When Verena Blechinger-Talcott, professor of Japanese Studies at Freie Universität Berlin and the spokesperson for the graduate school, looks back on her education, she tells how important it was to her to gain not only a solid education in one discipline – in her case, political science – but also knowledge of both Japan and other countries in the region. “At the time, you had to seek it out on your own,” she says, “while for our doctoral candidates, it’s part of the academic program.” At the same time, Blechinger-Talcott says, it is now more exciting and more important than ever to consider Japan, China, and Korea together, and today’s era of globalization offers an outstanding opportunity to see whether things have developed the same way in all of the countries in East Asia or whether there are different development paths in the different nations.
Wide Range of Dissertation Topics
The dissertation projects of the twelve doctoral candidates who started their programs in October attest to the broad spectrum of topics covered at the school. Scholars of political science, for example, are working on topics such as China’s foreign policy and the political party landscape in Korea, Japan, and Taiwan. One doctoral candidate is studying the role of print media in the democratization processes taking place in China and Taiwan, and there will also be cultural-studies dissertations on the topic of giving gifts and on how cultural heritage is treated. With such a broad variety of subjects, program participants need a shared basis for understanding; in this case, that basis is provided by institutional theory, which plays a central role in the participating disciplines, such as political science, history, and social and cultural anthropology. The goal is to bring together extensive knowledge of the region with academic rigor.
Innovative Academic Program
The academic program offered at the school, which moved into a renovated building between Hittorfstraße and Thielallee this past summer, pools together the fields of East Asian Studies, which are very well represented at Freie Universität Berlin. It is very unusual, Blechinger-Talcott points out, for a single university to have professorships for Japanese, Chinese, and Korean studies. The other spokespersons for the school are Eun-Jeung Lee, professor of Korean Studies, and Klaus Mühlhahn, professor of Chinese Studies at Freie Universität Berlin. There is also one representative of each of the three main countries studied at the school among the postdocs and the future junior professors.
Other integral components of the GEAS program include presentations and contact with working professionals, such as politicians, diplomats, and representatives of the business sector. The aim of this is twofold: first, to prepare graduates for more than just a career in the academic world, and second, to broaden their perspectives on their own academic subjects of inquiry. That, too, is an idea Blechinger-Talcott took away from a stay abroad as a postdoc: During her time as a research fellow at Harvard, she found these encounters to be highly enriching.

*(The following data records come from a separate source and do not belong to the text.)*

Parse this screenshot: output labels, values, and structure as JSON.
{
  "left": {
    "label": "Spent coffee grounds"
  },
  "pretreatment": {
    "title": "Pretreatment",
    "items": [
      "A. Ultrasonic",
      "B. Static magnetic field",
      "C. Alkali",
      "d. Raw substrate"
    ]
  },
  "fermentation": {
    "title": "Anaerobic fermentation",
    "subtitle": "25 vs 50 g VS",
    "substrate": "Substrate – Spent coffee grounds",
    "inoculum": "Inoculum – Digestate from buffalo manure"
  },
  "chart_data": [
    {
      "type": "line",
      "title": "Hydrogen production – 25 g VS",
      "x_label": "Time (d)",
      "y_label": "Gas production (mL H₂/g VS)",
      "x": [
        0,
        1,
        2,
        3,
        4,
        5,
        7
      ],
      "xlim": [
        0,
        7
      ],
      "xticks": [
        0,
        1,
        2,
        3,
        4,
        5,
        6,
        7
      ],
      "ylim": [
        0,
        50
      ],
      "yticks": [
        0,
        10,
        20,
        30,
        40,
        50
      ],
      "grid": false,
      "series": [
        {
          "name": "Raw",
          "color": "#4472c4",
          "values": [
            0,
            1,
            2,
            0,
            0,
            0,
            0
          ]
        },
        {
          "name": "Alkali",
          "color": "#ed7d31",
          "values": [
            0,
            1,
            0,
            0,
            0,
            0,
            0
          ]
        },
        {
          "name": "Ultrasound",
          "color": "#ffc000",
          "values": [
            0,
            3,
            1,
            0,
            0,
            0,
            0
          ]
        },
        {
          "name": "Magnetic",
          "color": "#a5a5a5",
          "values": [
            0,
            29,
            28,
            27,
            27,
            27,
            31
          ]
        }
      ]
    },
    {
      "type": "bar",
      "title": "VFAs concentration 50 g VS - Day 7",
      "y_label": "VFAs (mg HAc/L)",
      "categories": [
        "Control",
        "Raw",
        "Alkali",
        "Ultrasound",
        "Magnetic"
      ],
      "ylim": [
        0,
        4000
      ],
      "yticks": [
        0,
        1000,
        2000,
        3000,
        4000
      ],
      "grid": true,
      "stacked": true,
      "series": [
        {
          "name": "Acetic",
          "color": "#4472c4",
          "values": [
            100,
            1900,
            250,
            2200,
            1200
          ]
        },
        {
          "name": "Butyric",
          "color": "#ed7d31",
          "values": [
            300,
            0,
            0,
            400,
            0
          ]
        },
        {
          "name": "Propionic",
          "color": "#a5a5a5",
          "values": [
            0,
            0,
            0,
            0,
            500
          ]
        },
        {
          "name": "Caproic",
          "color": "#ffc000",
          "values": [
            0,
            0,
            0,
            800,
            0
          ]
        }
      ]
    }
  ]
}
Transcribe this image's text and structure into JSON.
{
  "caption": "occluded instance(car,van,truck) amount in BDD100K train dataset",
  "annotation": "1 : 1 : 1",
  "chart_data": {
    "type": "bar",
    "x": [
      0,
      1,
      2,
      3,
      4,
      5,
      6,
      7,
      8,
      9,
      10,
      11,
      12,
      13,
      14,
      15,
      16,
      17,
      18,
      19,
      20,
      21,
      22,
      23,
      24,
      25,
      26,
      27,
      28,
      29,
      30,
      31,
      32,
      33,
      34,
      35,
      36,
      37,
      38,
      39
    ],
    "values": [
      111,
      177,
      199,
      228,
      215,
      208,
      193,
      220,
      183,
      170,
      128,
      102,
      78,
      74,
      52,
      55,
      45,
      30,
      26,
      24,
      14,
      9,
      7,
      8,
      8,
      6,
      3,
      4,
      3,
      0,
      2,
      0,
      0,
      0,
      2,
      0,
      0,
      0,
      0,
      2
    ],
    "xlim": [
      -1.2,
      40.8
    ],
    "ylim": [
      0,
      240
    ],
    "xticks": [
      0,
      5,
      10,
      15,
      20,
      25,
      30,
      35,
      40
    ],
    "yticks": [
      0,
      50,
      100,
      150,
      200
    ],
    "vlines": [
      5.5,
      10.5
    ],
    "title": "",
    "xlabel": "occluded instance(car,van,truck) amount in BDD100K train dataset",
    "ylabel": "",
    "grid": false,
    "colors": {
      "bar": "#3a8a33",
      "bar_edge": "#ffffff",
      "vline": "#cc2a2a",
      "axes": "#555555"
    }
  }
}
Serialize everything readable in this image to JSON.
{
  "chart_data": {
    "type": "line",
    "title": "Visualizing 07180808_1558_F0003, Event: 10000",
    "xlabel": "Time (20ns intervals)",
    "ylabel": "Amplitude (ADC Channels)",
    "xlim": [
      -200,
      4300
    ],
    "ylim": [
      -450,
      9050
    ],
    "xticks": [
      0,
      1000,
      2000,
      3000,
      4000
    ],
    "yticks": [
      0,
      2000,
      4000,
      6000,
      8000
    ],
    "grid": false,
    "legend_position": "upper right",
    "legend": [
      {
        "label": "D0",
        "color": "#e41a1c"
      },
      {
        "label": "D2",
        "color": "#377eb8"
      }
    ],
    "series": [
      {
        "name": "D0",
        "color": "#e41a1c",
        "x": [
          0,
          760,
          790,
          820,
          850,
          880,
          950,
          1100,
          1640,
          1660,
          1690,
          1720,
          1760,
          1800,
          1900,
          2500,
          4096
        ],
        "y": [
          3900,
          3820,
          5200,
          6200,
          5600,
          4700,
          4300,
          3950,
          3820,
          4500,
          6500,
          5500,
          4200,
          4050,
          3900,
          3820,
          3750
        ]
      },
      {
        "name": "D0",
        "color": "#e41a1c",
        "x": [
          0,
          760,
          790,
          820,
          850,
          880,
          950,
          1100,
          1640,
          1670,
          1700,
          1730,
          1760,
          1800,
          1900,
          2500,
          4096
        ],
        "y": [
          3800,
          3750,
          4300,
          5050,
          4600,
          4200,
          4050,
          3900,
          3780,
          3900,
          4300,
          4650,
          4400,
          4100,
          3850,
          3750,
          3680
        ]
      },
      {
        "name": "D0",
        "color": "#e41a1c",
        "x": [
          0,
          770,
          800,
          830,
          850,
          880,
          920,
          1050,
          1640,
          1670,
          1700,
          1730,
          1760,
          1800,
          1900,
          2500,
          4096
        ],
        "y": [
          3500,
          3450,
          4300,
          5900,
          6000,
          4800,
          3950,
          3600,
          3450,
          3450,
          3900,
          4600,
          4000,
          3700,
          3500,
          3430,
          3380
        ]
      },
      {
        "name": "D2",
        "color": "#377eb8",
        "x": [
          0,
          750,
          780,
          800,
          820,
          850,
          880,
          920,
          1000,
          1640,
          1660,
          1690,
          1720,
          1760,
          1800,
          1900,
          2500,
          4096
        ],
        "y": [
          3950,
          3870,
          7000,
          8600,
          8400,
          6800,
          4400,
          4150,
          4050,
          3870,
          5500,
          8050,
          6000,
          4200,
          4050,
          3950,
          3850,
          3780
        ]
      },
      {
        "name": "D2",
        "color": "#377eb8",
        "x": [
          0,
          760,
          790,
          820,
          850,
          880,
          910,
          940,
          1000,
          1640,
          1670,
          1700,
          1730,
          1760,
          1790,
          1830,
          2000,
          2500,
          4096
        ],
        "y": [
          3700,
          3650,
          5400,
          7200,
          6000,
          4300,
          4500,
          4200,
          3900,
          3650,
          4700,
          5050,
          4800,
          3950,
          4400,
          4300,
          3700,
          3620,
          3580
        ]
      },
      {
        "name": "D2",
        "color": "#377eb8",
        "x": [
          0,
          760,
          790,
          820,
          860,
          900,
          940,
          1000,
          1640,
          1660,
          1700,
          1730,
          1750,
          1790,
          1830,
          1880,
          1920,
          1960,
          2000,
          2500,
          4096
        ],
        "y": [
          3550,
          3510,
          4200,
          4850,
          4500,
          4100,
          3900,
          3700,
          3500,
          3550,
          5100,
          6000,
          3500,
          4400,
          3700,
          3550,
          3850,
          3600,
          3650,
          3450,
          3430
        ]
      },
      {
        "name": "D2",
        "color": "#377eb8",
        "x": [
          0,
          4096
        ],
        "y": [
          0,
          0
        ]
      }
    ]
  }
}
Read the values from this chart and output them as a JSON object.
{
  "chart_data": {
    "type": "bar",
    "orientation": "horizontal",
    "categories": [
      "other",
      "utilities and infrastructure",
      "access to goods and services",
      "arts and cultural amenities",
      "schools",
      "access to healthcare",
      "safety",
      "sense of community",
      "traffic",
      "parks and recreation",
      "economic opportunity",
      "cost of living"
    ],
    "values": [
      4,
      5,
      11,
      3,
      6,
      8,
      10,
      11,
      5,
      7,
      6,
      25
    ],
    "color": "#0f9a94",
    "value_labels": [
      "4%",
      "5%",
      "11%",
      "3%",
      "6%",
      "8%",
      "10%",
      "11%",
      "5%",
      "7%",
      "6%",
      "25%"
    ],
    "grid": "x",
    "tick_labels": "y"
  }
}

Existing networks with cooperating higher education institutions in East Asia make academic exchange possible: All of the doctoral candidates are supposed to spend at least six months at a partner university in China, Japan, or South Korea while working on their dissertations. There are also plans for summer schools in the three countries to deepen participants’ knowledge of all East Asian countries and their understanding of the commonalities and differences that have emerged over the region’s history and in the present day.
Another sign of the close connection between GEAS and the region was the welcome addresses given by the Japanese ambassador, H.E. Nakane Takeshi, the Korean ambassador, H.E. Kim Jae-shin, and the Chinese envoy, Li Xiaosi, at the school’s opening. Keynote speaker Ezra Vogel offered an overarching perspective on the region by drawing parallels between the rapid rise Japan experienced in the 1960s, becoming one of the world’s leading economic powers, and the upward development of Korea and the economic growth currently being experienced in China. More than almost any other scholar of East Asian studies, Vogel, a professor emeritus from Harvard, has striven throughout his academic career to take this kind of overarching view. His publications, which have made him known even outside the academic world, range from a monograph on the new Japanese middle class, published in 1963, to a biography of Deng Xiaoping that was just released recently.
Vogel called the graduate school’s overarching educational concept a huge opportunity and explained that both political science and the field of economics and business now require a great deal of methodological and theoretical knowledge, often at the expense of knowledge about the countries themselves. Scholars of East Asian studies with a detailed understanding of the region and with language skills and cultural knowledge are, however, urgently needed, and the school’s graduates will have both, with disciplinary and methodological knowledge alongside regional expertise and excellent language skills. “An economist has to know the history. It is always a particular political situation in a particular time,” Vogel said, and added, “People who understand Asia better can make wiser decisions.”